Verzuim in branche verpleging, verzorging en thuiszorg boven 10 procent
Het ziekteverzuim onder werknemers van bedrijven en overheid is in het eerste kwartaal van 2022 gestegen tot 6,3 procent, het hoogste percentage dat het CBS ooit heeft gemeten. In dezelfde periode van 2021 was het verzuim 4,8 procent. In 2021 gaf ruim 8 procent van de werknemers aan bij het meest recente verzuim klachten te hebben gehad die werden veroorzaakt door COVID-19 (corona). Dit meldt het CBS op basis van nieuwe cijfers uit de kwartaalenquête ziekteverzuim en de Nationale Enquête Arbeidsomstandigheden (NEA) van CBS en TNO.

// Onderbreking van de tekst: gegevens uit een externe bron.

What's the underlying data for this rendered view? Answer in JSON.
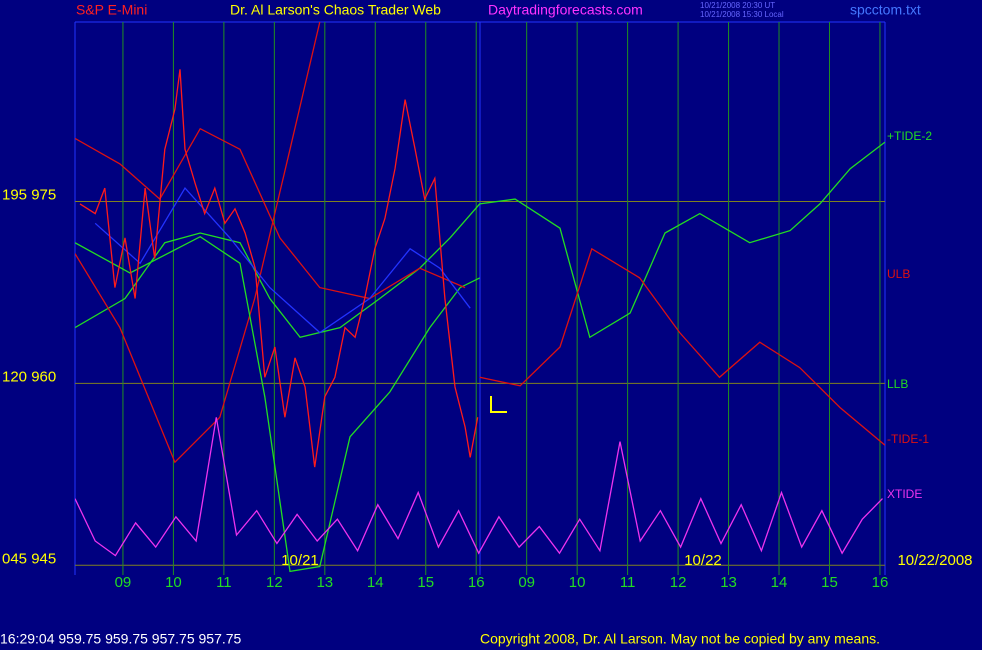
{
  "header": {
    "symbol": "S&P E-Mini",
    "title": "Dr. Al Larson's Chaos Trader Web",
    "site": "Daytradingforecasts.com",
    "time_ut": "10/21/2008 20:30 UT",
    "time_local": "10/21/2008 15:30 Local",
    "file": "spcctom.txt"
  },
  "footer": {
    "quote": "16:29:04  959.75 959.75 957.75 957.75",
    "copyright": "Copyright 2008, Dr. Al Larson. May not be copied by any means."
  },
  "chart_data": {
    "type": "line",
    "date_labels": [
      "10/21",
      "10/22",
      "10/22/2008"
    ],
    "xlim": [
      0.05,
      16.1
    ],
    "xticks": [
      {
        "value": 1,
        "label": "09"
      },
      {
        "value": 2,
        "label": "10"
      },
      {
        "value": 3,
        "label": "11"
      },
      {
        "value": 4,
        "label": "12"
      },
      {
        "value": 5,
        "label": "13"
      },
      {
        "value": 6,
        "label": "14"
      },
      {
        "value": 7,
        "label": "15"
      },
      {
        "value": 8,
        "label": "16"
      },
      {
        "value": 9,
        "label": "09"
      },
      {
        "value": 10,
        "label": "10"
      },
      {
        "value": 11,
        "label": "11"
      },
      {
        "value": 12,
        "label": "12"
      },
      {
        "value": 13,
        "label": "13"
      },
      {
        "value": 14,
        "label": "14"
      },
      {
        "value": 15,
        "label": "15"
      },
      {
        "value": 16,
        "label": "16"
      }
    ],
    "ylim": [
      944.2,
      989.8
    ],
    "yticks": [
      {
        "value": 975,
        "label": "195  975"
      },
      {
        "value": 960,
        "label": "120  960"
      },
      {
        "value": 945,
        "label": "045  945"
      }
    ],
    "grid": true,
    "series": [
      {
        "name": "+TIDE-2",
        "color": "#22dd22",
        "x": [
          0.05,
          1.04,
          1.83,
          2.53,
          3.32,
          3.91,
          4.51,
          5.3,
          6.09,
          6.88,
          7.48,
          8.07,
          8.77,
          9.66,
          10.25,
          11.05,
          11.74,
          12.43,
          13.42,
          14.22,
          14.81,
          15.41,
          16.1
        ],
        "values": [
          964.6,
          967.0,
          971.6,
          972.4,
          971.6,
          967.0,
          963.8,
          964.6,
          967.0,
          969.5,
          972.0,
          974.8,
          975.2,
          972.8,
          963.8,
          965.8,
          972.4,
          974.0,
          971.6,
          972.6,
          974.8,
          977.7,
          979.9
        ]
      },
      {
        "name": "ULB",
        "color": "#dd1111",
        "x": [
          0.05,
          0.94,
          2.03,
          2.92,
          3.61,
          4.31,
          4.9
        ],
        "values": [
          970.7,
          964.6,
          953.5,
          957.2,
          967.0,
          979.3,
          989.8
        ]
      },
      {
        "name": "LLB",
        "color": "#22dd22",
        "x": [
          0.05,
          1.14,
          2.53,
          3.32,
          3.81,
          4.31,
          4.9,
          5.5,
          6.29,
          7.08,
          7.68,
          8.07
        ],
        "values": [
          971.6,
          969.1,
          972.1,
          969.9,
          958.9,
          944.5,
          944.9,
          955.6,
          959.3,
          964.6,
          967.9,
          968.7
        ]
      },
      {
        "name": "-TIDE-1",
        "color": "#dd1111",
        "x": [
          0.05,
          0.94,
          1.73,
          2.53,
          3.32,
          4.11,
          4.9,
          5.89,
          6.88,
          7.78,
          null,
          8.07,
          8.87,
          9.66,
          10.29,
          11.24,
          12.03,
          12.82,
          13.62,
          14.41,
          15.21,
          16.1
        ],
        "values": [
          980.2,
          978.1,
          975.2,
          981.0,
          979.3,
          972.0,
          967.9,
          967.0,
          969.5,
          967.9,
          null,
          960.5,
          959.8,
          963.0,
          971.1,
          968.7,
          964.2,
          960.5,
          963.4,
          961.3,
          958.0,
          954.9
        ]
      },
      {
        "name": "XTIDE",
        "color": "#ee33ee",
        "x": [
          0.05,
          0.45,
          0.85,
          1.25,
          1.65,
          2.05,
          2.45,
          2.85,
          3.25,
          3.65,
          4.05,
          4.45,
          4.85,
          5.25,
          5.65,
          6.05,
          6.45,
          6.85,
          7.25,
          7.65,
          8.05,
          8.45,
          8.85,
          9.25,
          9.65,
          10.05,
          10.45,
          10.85,
          11.25,
          11.65,
          12.05,
          12.45,
          12.85,
          13.25,
          13.65,
          14.05,
          14.45,
          14.85,
          15.25,
          15.65,
          16.05
        ],
        "values": [
          950.5,
          947.0,
          945.8,
          948.5,
          946.5,
          949.0,
          947.0,
          957.2,
          947.5,
          949.5,
          946.8,
          949.2,
          947.0,
          948.8,
          946.2,
          950.0,
          947.2,
          951.0,
          946.5,
          949.5,
          946.0,
          949.0,
          946.5,
          948.2,
          946.0,
          948.8,
          946.2,
          955.2,
          947.0,
          949.5,
          946.5,
          950.5,
          946.8,
          950.0,
          946.2,
          951.0,
          946.5,
          949.5,
          946.0,
          948.8,
          950.5
        ]
      },
      {
        "color": "#2233ff",
        "x": [
          0.45,
          1.34,
          2.23,
          3.12,
          3.91,
          4.9,
          5.89,
          6.69,
          7.28,
          7.88
        ],
        "values": [
          973.2,
          969.9,
          976.1,
          972.0,
          967.9,
          964.2,
          967.0,
          971.1,
          969.5,
          966.2
        ]
      },
      {
        "color": "#ff1a1a",
        "x": [
          0.15,
          0.45,
          0.64,
          0.84,
          1.04,
          1.24,
          1.44,
          1.63,
          1.83,
          2.03,
          2.13,
          2.23,
          2.43,
          2.62,
          2.82,
          3.02,
          3.22,
          3.42,
          3.62,
          3.81,
          4.01,
          4.21,
          4.41,
          4.61,
          4.8,
          5.0,
          5.2,
          5.4,
          5.6,
          5.79,
          5.99,
          6.19,
          6.39,
          6.59,
          6.79,
          6.98,
          7.18,
          7.38,
          7.58,
          7.78,
          7.88,
          8.03
        ],
        "values": [
          974.8,
          974.0,
          976.1,
          967.9,
          972.0,
          967.0,
          976.1,
          970.3,
          979.3,
          982.6,
          985.9,
          979.3,
          976.5,
          974.0,
          976.1,
          973.2,
          974.4,
          972.4,
          969.5,
          960.5,
          963.0,
          957.2,
          962.1,
          959.7,
          953.1,
          958.9,
          960.5,
          964.6,
          963.8,
          967.0,
          971.1,
          973.6,
          977.7,
          983.4,
          979.3,
          975.2,
          976.9,
          967.0,
          959.7,
          956.4,
          953.9,
          957.2
        ]
      }
    ]
  }
}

Ziekteverzuim in de zorg ook in eerste kwartaal hoger
In het eerste kwartaal van 2022 verzuimden werknemers opnieuw het meest in de bedrijfstak gezondheids- en welzijnszorg (8,9 procent). Dat wil zeggen dat van de duizend te werken dagen 89 werden verzuimd wegens ziekte. Een jaar eerder was dit in het eerste kwartaal 6,8 procent. In de financiële dienstverlening lag het ziekteverzuim het laagst (3,4 procent).
Lange tijd was de horeca de bedrijfstak met het laagste ziekteverzuim, maar met 6,0 procent is het verzuim er inmiddels hoger dan in de meeste andere bedrijfstakken. Met een toename van 2,1 procentpunt kende de horeca zelfs de grootste stijging ten opzichte van een jaar eerder, samen met de zorg en de overige dienstverlening. In deze laatste bedrijfstak, waar onder andere haarsalons, sauna’s en wasserijen onder vallen, verzuimden naar verhouding ook meer werknemers dan ooit, 6,7 procent.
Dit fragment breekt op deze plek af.